I think it's clear in the coming years the major cultural shift will be, by necessity, to make do with less. So, where do you start? With which patients? How can the limited available resources be distributed to have the highest yield to society as a whole?

Again, you are comfortable with the sliding slope - you are ready to widen the group who you are certain are going to die? What you are saying is no different than today, in the ED, at least - limited resources distributed. When there is one doctor (or provider) on, there cannot be any fewer. Do you decide to cut corners because of the volume? What is morally right?

If I hadn't been at an academic medical center with educational benefits to the residents, I would have terminated resuscitative efforts at the first CPR after CTS communicated their prognosis and plan for non-intervention.

You can't have it both ways - you can't bitch about the cost, but then say "educational benefits". That was NOT your point in your post about the T6 guy.
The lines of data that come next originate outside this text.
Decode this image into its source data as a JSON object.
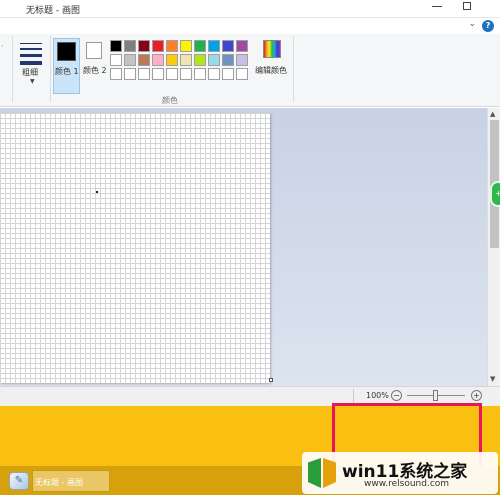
{
  "window": {
    "title": "无标题 - 画图"
  },
  "ribbon": {
    "size_label": "粗细",
    "color1_label": "颜色 1",
    "color2_label": "颜色 2",
    "group_label": "颜色",
    "edit_colors_label": "编辑颜色",
    "help_icon": "?",
    "palette_row1": [
      "#000000",
      "#7f7f7f",
      "#880015",
      "#ed1c24",
      "#ff7f27",
      "#fff200",
      "#22b14c",
      "#00a2e8",
      "#3f48cc",
      "#a349a4"
    ],
    "palette_row2": [
      "#ffffff",
      "#c3c3c3",
      "#b97a57",
      "#ffaec9",
      "#ffc90e",
      "#efe4b0",
      "#b5e61d",
      "#99d9ea",
      "#7092be",
      "#c8bfe7"
    ],
    "palette_row3": [
      "#ffffff",
      "#ffffff",
      "#ffffff",
      "#ffffff",
      "#ffffff",
      "#ffffff",
      "#ffffff",
      "#ffffff",
      "#ffffff",
      "#ffffff"
    ]
  },
  "statusbar": {
    "zoom": "100%",
    "zoom_out": "−",
    "zoom_in": "+"
  },
  "taskbar": {
    "item_label": "无标题 - 画图"
  },
  "watermark": {
    "title": "win11系统之家",
    "url": "www.relsound.com"
  },
  "colors": {
    "desktop": "#f9c012",
    "highlight": "#e8175d",
    "selected_color": "#000000"
  }
}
Your point there was about $$. Did you explicitly tell the residents that you would not work it if there weren't residents there, and, then, because of the cost?

Listen - if you are a "true believer" and can stand up straight and say what you are saying in a loud, clear voice, and you can sleep the good sleep of the righteous, then good on ya - honestly. If you can't do that, though - that is at which I am getting.
 
Trust me, xaelia has no qualms about telling the residents they're getting MRB* from this code. Blunt trauma that loses pulses? Who hasn't seen the trauma surgeon clamshell that guy so people can get the experience?
But to argue to go balls to the wall "just when you feel like it" doesn't hold water. Do you cut open every young trauma just so you can say you did everything? How many people do you use intralipid on?
Again, that's not to say that there aren't times and places for n=1 events, but at the same time, we shouldn't go looking for them all the time.